The plasma is assumed to consist of three (charged) species; namely, electrons ($e$), majority ions ($i$), and impurity ions ($I$). The charges of the three species are $e_e=-e$, $e_i= e$, and $e_I=Z_I\,e$, respectively, where $e$ is the magnitude of the electron charge. Quasi-neutrality [1] demands that

$$n_e= n_i+ Z_I\,n_I,$$ (A.1)

where $n_s(r)$ is the species-$s$ number density. Here, $r$ is the flux-surface label introduced in Section 14.2. Let

$$\alpha_I(r) =\frac{Z_I\,(Z_{\rm eff}-1)}{Z_I-Z_{\rm eff}},$$ (A.2)

where

$$Z_{\rm eff}(r) = \frac{n_i+Z_I^{\,2}\,n_I}{n_e}$$ (A.3)

is the effective ion charge number. (See Section 1.6.) It follows that

$$\frac{n_i}{n_e} = \frac{Z_I-Z_{\rm eff}}{Z_I-1},$$ (A.4)

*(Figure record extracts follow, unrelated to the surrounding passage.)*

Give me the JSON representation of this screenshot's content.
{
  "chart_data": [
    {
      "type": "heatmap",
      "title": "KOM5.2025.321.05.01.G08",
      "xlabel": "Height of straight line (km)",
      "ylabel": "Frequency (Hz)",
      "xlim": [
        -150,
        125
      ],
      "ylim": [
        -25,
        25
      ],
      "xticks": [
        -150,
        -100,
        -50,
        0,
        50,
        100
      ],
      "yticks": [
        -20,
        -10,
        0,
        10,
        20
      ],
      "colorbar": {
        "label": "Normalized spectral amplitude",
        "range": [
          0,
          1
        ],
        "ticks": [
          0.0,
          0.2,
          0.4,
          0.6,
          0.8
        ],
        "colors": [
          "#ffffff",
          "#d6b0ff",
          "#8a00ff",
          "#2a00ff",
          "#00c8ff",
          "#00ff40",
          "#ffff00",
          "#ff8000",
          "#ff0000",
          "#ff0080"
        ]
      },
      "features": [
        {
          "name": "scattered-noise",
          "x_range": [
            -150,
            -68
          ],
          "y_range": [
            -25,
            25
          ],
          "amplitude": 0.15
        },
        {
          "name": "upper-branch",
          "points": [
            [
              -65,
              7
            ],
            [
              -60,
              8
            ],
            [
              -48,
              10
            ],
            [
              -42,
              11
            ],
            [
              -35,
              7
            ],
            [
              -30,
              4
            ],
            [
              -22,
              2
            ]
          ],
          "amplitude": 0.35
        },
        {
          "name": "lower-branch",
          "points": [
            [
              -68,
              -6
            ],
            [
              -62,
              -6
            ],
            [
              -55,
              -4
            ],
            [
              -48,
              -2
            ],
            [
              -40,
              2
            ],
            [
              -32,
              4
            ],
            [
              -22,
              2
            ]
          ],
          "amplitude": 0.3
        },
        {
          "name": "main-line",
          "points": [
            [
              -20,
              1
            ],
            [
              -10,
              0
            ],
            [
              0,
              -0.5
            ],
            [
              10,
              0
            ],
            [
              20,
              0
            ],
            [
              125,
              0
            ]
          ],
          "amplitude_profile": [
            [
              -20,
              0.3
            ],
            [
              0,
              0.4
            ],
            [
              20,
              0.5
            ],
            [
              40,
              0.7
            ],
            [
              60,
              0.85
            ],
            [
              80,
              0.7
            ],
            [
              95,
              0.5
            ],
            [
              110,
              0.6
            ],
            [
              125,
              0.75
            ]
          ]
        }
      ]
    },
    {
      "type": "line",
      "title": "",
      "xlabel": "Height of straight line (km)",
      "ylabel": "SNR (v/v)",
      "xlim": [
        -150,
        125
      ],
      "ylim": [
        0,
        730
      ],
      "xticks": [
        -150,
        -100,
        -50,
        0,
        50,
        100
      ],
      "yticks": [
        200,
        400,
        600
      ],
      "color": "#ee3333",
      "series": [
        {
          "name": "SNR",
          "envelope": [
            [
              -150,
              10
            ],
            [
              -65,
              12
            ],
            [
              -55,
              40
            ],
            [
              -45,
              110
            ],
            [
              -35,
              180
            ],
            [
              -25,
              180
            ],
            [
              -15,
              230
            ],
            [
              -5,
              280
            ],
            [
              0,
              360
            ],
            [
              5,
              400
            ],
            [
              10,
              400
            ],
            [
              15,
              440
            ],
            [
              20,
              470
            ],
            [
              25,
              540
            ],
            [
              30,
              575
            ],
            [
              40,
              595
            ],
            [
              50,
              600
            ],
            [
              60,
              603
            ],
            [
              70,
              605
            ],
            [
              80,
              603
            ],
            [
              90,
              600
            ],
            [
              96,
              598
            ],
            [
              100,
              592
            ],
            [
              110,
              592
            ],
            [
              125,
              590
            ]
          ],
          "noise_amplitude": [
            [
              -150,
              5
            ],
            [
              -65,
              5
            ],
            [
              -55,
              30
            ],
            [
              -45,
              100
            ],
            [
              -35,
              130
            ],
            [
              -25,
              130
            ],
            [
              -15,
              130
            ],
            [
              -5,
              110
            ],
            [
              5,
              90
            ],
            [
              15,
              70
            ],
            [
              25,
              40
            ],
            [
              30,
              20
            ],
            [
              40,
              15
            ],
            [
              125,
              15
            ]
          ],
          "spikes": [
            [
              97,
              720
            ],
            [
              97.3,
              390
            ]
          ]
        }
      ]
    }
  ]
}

$$\frac{n_I}{n_e} = \frac{Z_{\rm eff}-1}{Z_I\,(Z_I-1)}.$$ (A.5)

Finally, let

$$Z_{{\rm eff}\,i}(r) = \frac{Z_I-Z_{\rm eff}}{Z_I-1},$$ (A.6)

$$Z_{{\rm eff}\,I}(r) =\frac{Z_I\,(Z_{\rm eff}-1)}{Z_I-1}.$$ (A.7)

Note that $Z_{\rm eff} = Z_{{\rm eff}\,i}+Z_{{\rm eff}\,I}$.